P.S am a multiple homeowner so no chips or bitterness here
Restrict house/flat purchases to owner/occupier or UK landlords
Better funding for:
I definitely support proportional representation and I agree with many aspects of this.
Issues of UBI discussed above.
I'm unsure about a blanket policy of renationalising/relocalising. I think it makes sense in some cases depending on the structure of the utility we are discussing.
I'm also not sure all renting non-profit would have the desired impact and might have some unintended fallout but agree we need affordable renting.
I don’t think that teachers should be paid more. They need better working conditions.
I also don’t think the NHS needs more staff - and I work in the NHS. We need better quality of management and fewer patients taking the piss - just look at the fall in people phoning their GP or rocking up at A and E during coronavirus. Some people stayed at home when they should have seen a doctor, but a lot of people bother medical services unnecessarily.
Social care absolutely should be better resourced.
I would add:
More focus on sustainable travel - good public transport and excellent cycling provision.
Better regulation of housing rentals - long term rentals should be the norm and I’d rather see housing rentals managed by larger housing associations than private landlords.
I freely admit it's a very notable omission, because I'm very unsure of the right set of policies to achieve it. I don't think vested interests are the only issue though they are a big one. I think regional inequality is a big issue.
True socialism would solve these things.
... and where is the money coming from?
First thing to fix is the UK's low wage economy, the rest will follow!
There are already lots of wind farms.

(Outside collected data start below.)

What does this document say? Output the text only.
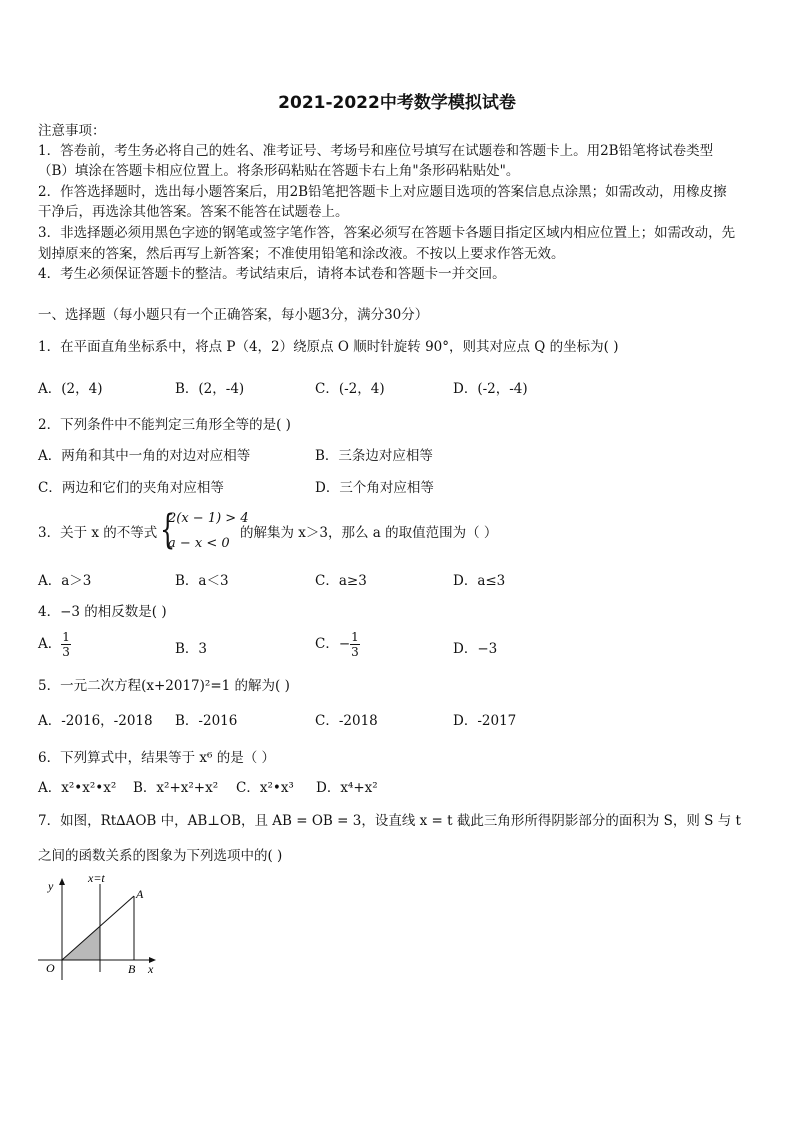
2021-2022中考数学模拟试卷
注意事项：
1．答卷前，考生务必将自己的姓名、准考证号、考场号和座位号填写在试题卷和答题卡上。用2B铅笔将试卷类型
（B）填涂在答题卡相应位置上。将条形码粘贴在答题卡右上角"条形码粘贴处"。
2．作答选择题时，选出每小题答案后，用2B铅笔把答题卡上对应题目选项的答案信息点涂黑；如需改动，用橡皮擦
干净后，再选涂其他答案。答案不能答在试题卷上。
3．非选择题必须用黑色字迹的钢笔或签字笔作答，答案必须写在答题卡各题目指定区域内相应位置上；如需改动，先
划掉原来的答案，然后再写上新答案；不准使用铅笔和涂改液。不按以上要求作答无效。
4．考生必须保证答题卡的整洁。考试结束后，请将本试卷和答题卡一并交回。
一、选择题（每小题只有一个正确答案，每小题3分，满分30分）
1．在平面直角坐标系中，将点 P（4，2）绕原点 O 顺时针旋转 90°，则其对应点 Q 的坐标为( )
A．(2，4)	B．(2，-4)	C．(-2，4)	D．(-2，-4)
2．下列条件中不能判定三角形全等的是( )
A．两角和其中一角的对边对应相等	B．三条边对应相等
C．两边和它们的夹角对应相等	D．三个角对应相等
3．关于 x 的不等式 {
2(x − 1) > 4
a − x < 0
的解集为 x＞3，那么 a 的取值范围为（ ）
A．a＞3	B．a＜3	C．a≥3	D．a≤3
4．−3 的相反数是( )
A． $\frac{1}{3}$	B．3	C．− $\frac{1}{3}$	D．−3
5．一元二次方程(x+2017)²=1 的解为( )
A．-2016，-2018 B．-2016	C．-2018	D．-2017
6．下列算式中，结果等于 x⁶ 的是（ ）
A．x²•x²•x² B．x²+x²+x² C．x²•x³ D．x⁴+x²
7．如图，Rt∆AOB 中，AB⊥OB，且 AB = OB = 3，设直线 x = t 截此三角形所得阴影部分的面积为 S，则 S 与 t
之间的函数关系的图象为下列选项中的( )
y
x=t
A
O	B x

You can goggle for a map of where they are located. Some off coast of Lake District, some off coast of East Anglia
There are real time stats of how much electrify is produced for UK by wind, nuclear, coal, other like hydro
Currently being under utilised due to many factories being shut
However if all cars/transport become electric in the future, more efficient batteries & more power will be required
"need fixed" doesn't make sense.
I'd fix the "need fixed" sentence 😂
What about corporation taxes? The mega businesses paying tiny amounts of taxes while small local businesses struggle.
I think the council/subsidised & social housing, grace and favour apartments need to be reassessed. They shouldn’t be seen as a long term right, but to help those who need them, when they need them.
@Ylvamoon I agree that if we pick the right place to start then we will see a wider positive impact. So how do you fix the UK's low wage economy?
Interested that you think NHS needs better management as I have seen a lot of critique of the managerial focus of the NHS as part of the problem. I thought more staff would be better given that other countries with better outcomes seem to have more front line staff per head of population, I think. Also I know people have been staying away recently but we seem to have a lot of excess deaths not explained by coronavirus which suggests that people could be avoiding access essential care.
Social care is a huge ongoing problem. The others ideally need work but social care is both a time-bomb for the future and wrecking people’s lives today.
Corporation tax avoidance can only realistically be tackled internationally.
UBI is never going to work unless you deal with the cost of housing, if you don’t address that then universal credit/UBI/housing benefit/living wage are all doomed to flow into a bottomless pit.
@Mucklowe I'm trying not to get into traditional left right arguments because I suspect we have a lot more in common than what divides us. I also do think we need to balance proper social security with incentives for free enterprise and innovation.
For the pedants upthread, "Need fixed" might not be Standard British English but it's the usual form in many parts of the UK ("needs fixing" or "needs to be fixed" sound strange to my ears).